Until the bombing, the conservative Popular Party was projected by most polls to beat the Socialists, although perhaps without retaining their majority in the 350-seat Congress of Deputies.
But the disaster, which the government initially blamed on the Basque separatist group ETA, threw the election wide open. The attack was followed by emotional rallies across the country.
Critics accused the government, which had trumpeted its crackdown on ETA, of manipulating the investigation for political gain. That struck a chord with voters.
"The Popular Party has made me lose faith in politics," said Juan Rigola, 23, a biologist in Barcelona. "It deserves to lose and to see the Spanish people turn against them."
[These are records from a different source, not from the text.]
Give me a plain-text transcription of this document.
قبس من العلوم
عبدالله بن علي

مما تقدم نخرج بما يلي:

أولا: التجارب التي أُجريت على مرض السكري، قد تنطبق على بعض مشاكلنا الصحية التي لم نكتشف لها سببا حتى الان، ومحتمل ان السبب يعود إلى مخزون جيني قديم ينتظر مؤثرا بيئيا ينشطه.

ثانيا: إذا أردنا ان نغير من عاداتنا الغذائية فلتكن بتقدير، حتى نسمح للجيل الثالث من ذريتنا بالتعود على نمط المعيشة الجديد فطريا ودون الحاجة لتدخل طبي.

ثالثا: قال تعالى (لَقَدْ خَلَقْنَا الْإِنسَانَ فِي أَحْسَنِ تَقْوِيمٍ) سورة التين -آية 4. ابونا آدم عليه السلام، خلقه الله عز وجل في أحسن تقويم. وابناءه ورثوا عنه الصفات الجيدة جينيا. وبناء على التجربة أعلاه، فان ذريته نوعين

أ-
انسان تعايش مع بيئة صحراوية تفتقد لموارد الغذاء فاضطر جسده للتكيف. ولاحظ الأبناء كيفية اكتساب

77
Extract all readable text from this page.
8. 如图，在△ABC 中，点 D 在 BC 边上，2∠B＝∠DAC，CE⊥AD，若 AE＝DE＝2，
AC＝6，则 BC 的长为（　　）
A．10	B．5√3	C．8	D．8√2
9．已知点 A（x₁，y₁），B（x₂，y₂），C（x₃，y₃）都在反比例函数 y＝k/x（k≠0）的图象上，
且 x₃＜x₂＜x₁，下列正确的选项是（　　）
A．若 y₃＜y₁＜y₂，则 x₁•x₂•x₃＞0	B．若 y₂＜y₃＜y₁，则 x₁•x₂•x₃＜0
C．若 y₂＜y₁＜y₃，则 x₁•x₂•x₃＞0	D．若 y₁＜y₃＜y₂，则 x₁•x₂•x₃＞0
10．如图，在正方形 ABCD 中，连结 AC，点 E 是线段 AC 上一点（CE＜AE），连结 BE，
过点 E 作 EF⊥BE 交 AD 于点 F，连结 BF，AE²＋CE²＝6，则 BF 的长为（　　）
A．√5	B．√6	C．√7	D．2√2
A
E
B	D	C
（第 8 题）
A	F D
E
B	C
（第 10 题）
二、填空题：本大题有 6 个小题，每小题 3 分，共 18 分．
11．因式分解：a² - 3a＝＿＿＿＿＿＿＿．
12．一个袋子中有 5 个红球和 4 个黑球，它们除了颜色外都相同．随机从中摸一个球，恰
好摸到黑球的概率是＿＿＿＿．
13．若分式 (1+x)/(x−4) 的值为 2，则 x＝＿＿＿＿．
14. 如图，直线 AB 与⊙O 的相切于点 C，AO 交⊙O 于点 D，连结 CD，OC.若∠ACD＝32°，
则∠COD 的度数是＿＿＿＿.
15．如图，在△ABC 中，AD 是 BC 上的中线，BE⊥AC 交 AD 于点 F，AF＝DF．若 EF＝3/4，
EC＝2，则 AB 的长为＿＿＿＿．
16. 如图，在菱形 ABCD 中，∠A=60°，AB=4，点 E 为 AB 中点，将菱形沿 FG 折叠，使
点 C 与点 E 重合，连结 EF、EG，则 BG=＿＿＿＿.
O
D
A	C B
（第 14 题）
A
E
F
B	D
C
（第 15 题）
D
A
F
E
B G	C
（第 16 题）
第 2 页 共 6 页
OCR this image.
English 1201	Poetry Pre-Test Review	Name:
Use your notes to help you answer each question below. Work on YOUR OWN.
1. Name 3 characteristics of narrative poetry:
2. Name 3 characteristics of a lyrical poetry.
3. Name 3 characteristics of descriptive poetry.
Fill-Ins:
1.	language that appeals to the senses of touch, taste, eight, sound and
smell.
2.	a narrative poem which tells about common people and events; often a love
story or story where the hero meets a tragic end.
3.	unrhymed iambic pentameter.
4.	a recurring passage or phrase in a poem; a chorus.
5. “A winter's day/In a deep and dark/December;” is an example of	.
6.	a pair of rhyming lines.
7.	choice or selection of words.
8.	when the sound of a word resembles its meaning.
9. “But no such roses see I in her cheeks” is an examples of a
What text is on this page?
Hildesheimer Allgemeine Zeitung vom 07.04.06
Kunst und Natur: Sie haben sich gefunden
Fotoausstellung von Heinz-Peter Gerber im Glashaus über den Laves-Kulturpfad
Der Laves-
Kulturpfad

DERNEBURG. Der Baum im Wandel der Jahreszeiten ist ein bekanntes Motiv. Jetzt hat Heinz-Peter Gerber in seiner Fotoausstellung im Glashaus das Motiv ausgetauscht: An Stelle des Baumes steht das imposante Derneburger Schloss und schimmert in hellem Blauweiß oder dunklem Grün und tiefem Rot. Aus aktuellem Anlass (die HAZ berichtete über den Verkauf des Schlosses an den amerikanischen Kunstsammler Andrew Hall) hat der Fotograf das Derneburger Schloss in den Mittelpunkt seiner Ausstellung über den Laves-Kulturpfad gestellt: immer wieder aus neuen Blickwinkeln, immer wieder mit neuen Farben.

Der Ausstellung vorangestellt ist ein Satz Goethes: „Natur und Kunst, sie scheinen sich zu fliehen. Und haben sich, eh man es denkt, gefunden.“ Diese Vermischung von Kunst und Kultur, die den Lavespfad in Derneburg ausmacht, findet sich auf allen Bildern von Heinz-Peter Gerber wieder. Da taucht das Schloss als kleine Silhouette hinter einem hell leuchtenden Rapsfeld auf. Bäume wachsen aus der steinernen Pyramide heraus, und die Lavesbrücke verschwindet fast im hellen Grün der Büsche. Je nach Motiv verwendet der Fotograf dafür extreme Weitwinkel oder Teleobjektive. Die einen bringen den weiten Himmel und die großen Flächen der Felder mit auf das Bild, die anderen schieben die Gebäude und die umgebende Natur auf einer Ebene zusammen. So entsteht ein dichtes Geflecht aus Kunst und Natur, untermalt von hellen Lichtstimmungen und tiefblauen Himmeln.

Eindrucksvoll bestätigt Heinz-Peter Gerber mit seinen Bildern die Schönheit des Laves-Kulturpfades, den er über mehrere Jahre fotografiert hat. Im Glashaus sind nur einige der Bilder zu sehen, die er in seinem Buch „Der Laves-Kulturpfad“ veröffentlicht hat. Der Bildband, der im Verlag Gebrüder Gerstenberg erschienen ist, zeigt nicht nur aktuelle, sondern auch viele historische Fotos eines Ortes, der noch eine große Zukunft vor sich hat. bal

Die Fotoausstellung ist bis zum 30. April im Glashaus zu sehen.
The electorate of 34.5 million included about 1.9 million mostly young voters added to the rolls since the 2000 general election.
"I didn't intend to vote, but changed my mind," said Javi Martin, 30, who works for a TV station in Madrid. "And not because of the attacks, but because of the responsibility of the Popular Party. They gave out information drop by drop. It would have benefited them if it were ETA."
Some voters were angry at outgoing Prime Minister Jose Maria Aznar, accusing him of making Spain a target for Islamic extremists because of his support for the Iraq war, despite the opposition of most Spaniards. Aznar sent 1,300 Spanish troops to Iraq after the conflict and 11 have died.
"I wasn't planning to vote, but I am here today because the Popular Party is responsible for murders here and in Iraq," said Ernesto Sanchez-Gey, 48, who voted in Barcelona.
Other voters, however, expressed support for the ruling party precisely because it endorsed the Iraq war, and for its crackdown on ETA.
Mari Carmen Pinadero Martinez, 58, a housewife, said she "voted to help the government end terrorism" as she cast her ballot near the downtown Atocha railway station where trains were bombed.
In El Pozo northeast of Madrid, site of one of the four blasts, a ruined train car was in clear view of the polling station as were flowers for the victims, signs stating "Paz" (Peace) and dozens of lit candles.
Some of the voters, teary-eyed, held onto relatives and friends for support.
The Interior Ministry has announced five arrests in the bombing, including three Moroccans, and discovery of a videotape in which a man speaking Arabic says Osama bin Laden's al Qaeda network claimed responsibility for the attack.
In Morocco, authorities said one of the five detainees had been under surveillance for months and was suspected of ties to Islamic radicalism.
On Sunday, a Basque-language daily published a statement by ETA in which the group for a second time denied involvement in the attacks.
A handful of young protesters screamed "murderer" at Mariano Rajoy, the ruling party candidate for prime minister, as he cast his vote in an elementary school outside Madrid. "We did not want to go to war!" they shouted.
Rajoy declined to comment on the arrests or videotape. "These elections come at a time of great pain," he said.
As Aznar voted in Madrid, some bystanders cheered him while others shouted, "Manipulator!"
"All Signs Point to al Qaeda," the country's largest circulation newspaper, El Pais, said in a front-page banner headline Sunday.
The videotape was recovered from a trash basket near a Madrid mosque after an Arabic-speaking man called a Madrid TV station to say it was there, Interior Minister Angel Acebes said.
The political campaign was bitter between Rajoy, 48, a veteran Cabinet minister under Aznar, and Jose Luis Rodriguez Zapatero, 43, a lawyer, member of parliament and the Socialist party's general-secretary.
Before the attacks, polls gave Rajoy's party a 3-5 percentage point lead over the Socialists in the race for the 350-seat Congress of Deputies.
Aznar did not seek re-election, complying with a pledge to not seek a third four-year term.